Neue manuelle Maßnahmen bei Verstößen auf Google News und Discover

Google hat die Liste mit manuellen Maßnahmen um einige Punkte für Google News und Google Discover erweitert. Unter manuellen Maßnahmen versteht man Strafen, die Mitarbeiter von Google verhängen, wenn Webseiten nicht im Einklang mit den Webmaster-Richtlinien von Google sind. Bislang wendete Google manuelle Maßnahmen nur bei Verstößen gegen die Richtlinien bei der Websuche an. Nun sind im Hilfedokument für manuelle Maßnahmen auch Verstöße bei Google News und Google Discover aufgeführt. Wer dort belästigende, hasserfüllte oder manipulative Inhalte veröffentlicht, muss in Zukunft mit einer Abstrafung rechnen.

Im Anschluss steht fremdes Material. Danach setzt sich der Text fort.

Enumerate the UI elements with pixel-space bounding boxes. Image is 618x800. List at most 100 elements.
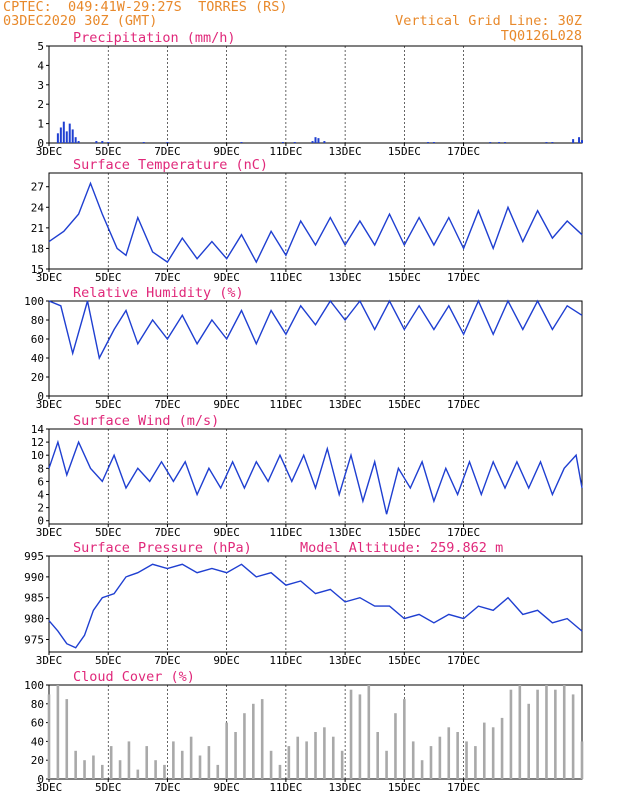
panel-title-precip: Precipitation (mm/h) [73,30,236,46]
panel-frame-precip [48,45,583,144]
bar-cloud [145,746,149,779]
ytick-label-cloud: 60 [31,717,44,730]
ytick-label-temp: 15 [31,263,44,276]
bar-cloud [465,741,468,779]
ytick-label-precip: 0 [37,137,44,150]
bar-cloud [252,703,255,779]
header-left-line2: 03DEC2020 30Z (GMT) [3,13,158,29]
xtick-label-cloud: 17DEC [447,781,480,794]
bar-precip [56,133,59,143]
bar-cloud [198,755,202,779]
ytick-label-precip: 2 [37,98,44,111]
xtick-label-rh: 7DEC [154,398,181,411]
panel-title-rh: Relative Humidity (%) [73,285,244,301]
bar-cloud [562,685,566,779]
ytick-label-cloud: 100 [24,679,44,692]
ytick-label-wind: 14 [31,423,45,436]
bar-cloud [491,727,495,779]
bar-cloud [323,727,326,779]
series-line-press [48,563,583,649]
ytick-label-cloud: 20 [31,754,44,767]
xtick-label-rh: 9DEC [213,398,240,411]
bar-cloud [92,755,95,779]
xtick-label-press: 13DEC [329,654,362,667]
bar-cloud [47,694,51,779]
bar-precip [427,142,430,143]
bar-cloud [376,732,379,779]
bar-cloud [180,750,184,779]
bar-cloud [278,764,282,779]
bar-precip [581,140,583,143]
bar-precip [578,137,581,143]
xtick-label-cloud: 7DEC [154,781,181,794]
bar-cloud [118,760,122,779]
xtick-label-cloud: 15DEC [388,781,421,794]
bar-cloud [207,746,211,779]
bar-precip [77,141,80,143]
xtick-label-rh: 17DEC [447,398,480,411]
xtick-label-rh: 13DEC [329,398,362,411]
xtick-label-precip: 15DEC [388,145,421,158]
bar-cloud [474,746,477,779]
bar-cloud [163,764,166,779]
xtick-label-wind: 13DEC [329,526,362,539]
xtick-label-press: 7DEC [154,654,181,667]
bar-precip [281,142,284,143]
bar-cloud [216,764,220,779]
bar-precip [311,141,314,143]
bar-cloud [358,694,362,779]
ytick-label-rh: 80 [31,314,44,327]
bar-precip [62,121,65,143]
ytick-label-rh: 20 [31,371,44,384]
ytick-label-precip: 3 [37,79,44,92]
panel-title-wind: Surface Wind (m/s) [73,413,219,429]
bar-precip [498,142,501,143]
bar-cloud [101,764,104,779]
xtick-label-rh: 15DEC [388,398,421,411]
header-right-line2: TQ0126L028 [500,28,582,44]
xtick-label-precip: 3DEC [36,145,63,158]
xtick-label-rh: 3DEC [36,398,63,411]
xtick-label-temp: 7DEC [154,271,181,284]
bar-cloud [571,694,575,779]
bar-cloud [509,689,513,779]
xtick-label-temp: 3DEC [36,271,63,284]
bar-cloud [56,685,60,779]
ytick-label-press: 995 [24,550,44,563]
ytick-label-wind: 4 [37,489,44,502]
bar-cloud [518,685,522,779]
xtick-label-temp: 15DEC [388,271,421,284]
bar-precip [314,137,317,143]
bar-precip [572,139,575,143]
panel-frame-press [48,555,583,653]
ytick-label-temp: 24 [31,201,45,214]
bar-cloud [154,760,157,779]
xtick-label-cloud: 13DEC [329,781,362,794]
panel-frame-wind [48,428,583,525]
bar-cloud [367,685,371,779]
bar-precip [293,142,296,143]
xtick-label-press: 15DEC [388,654,421,667]
bar-cloud [456,732,459,779]
ytick-label-wind: 12 [31,436,44,449]
header-right-line1: Vertical Grid Line: 30Z [395,13,582,29]
xtick-label-wind: 11DEC [269,526,302,539]
bar-cloud [394,713,397,779]
bar-cloud [287,746,291,779]
bar-precip [101,141,104,143]
bar-cloud [269,750,273,779]
ytick-label-temp: 21 [31,222,44,235]
bar-cloud [527,703,530,779]
xtick-label-temp: 13DEC [329,271,362,284]
bar-precip [545,142,548,143]
ytick-label-precip: 1 [37,118,44,131]
ytick-label-rh: 60 [31,333,44,346]
ytick-label-wind: 0 [37,515,44,528]
xtick-label-temp: 9DEC [213,271,240,284]
series-line-temp [48,181,583,264]
bar-cloud [234,732,237,779]
ytick-label-wind: 10 [31,449,44,462]
bar-cloud [260,699,264,779]
ytick-label-press: 980 [24,613,44,626]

https://www.seroundtable.com/google-news-manual-actions-search-console-30886.html

Google: Kommentare nicht einfach löschen

Kommentare können für Suchanfragen relevant sein, da sie zu den Inhalten einer Website zählen. In den Google Search Central SEO Office Hours erklärte John Müller vergangene Woche, dass Google die Kommentare zwar ein wenig anders behandelt als die restlichen Inhalte einer Webseite, aber sie dennoch als wichtige Inhalte betrachtet. Deshalb sollten sie nicht einfach so entfernt werden, beispielsweise im Zuge einer Website-Migration. Bevor man Kommtare löscht rät Müller, sich die Inhalte und Suchanfragen der Website anzusehen. So lässt sich feststellen, ob Webseiten wegen der Inhalte aus den Kommentaren gefunden werden. Diese Suchanfragen würden nach dem Entfernen der Kommentare wegfallen. Ja nach Art und Menge der Kommentare können diese einen wichtigen Bestandteil der Website und Mehrwert für die User darstellen. Kommentare können gezielt genutzt werden, um Nutzer zu binden und eine Community aufzubauen. Google berücksichtigt die zusätzlichen Inhalte auch im Ranking.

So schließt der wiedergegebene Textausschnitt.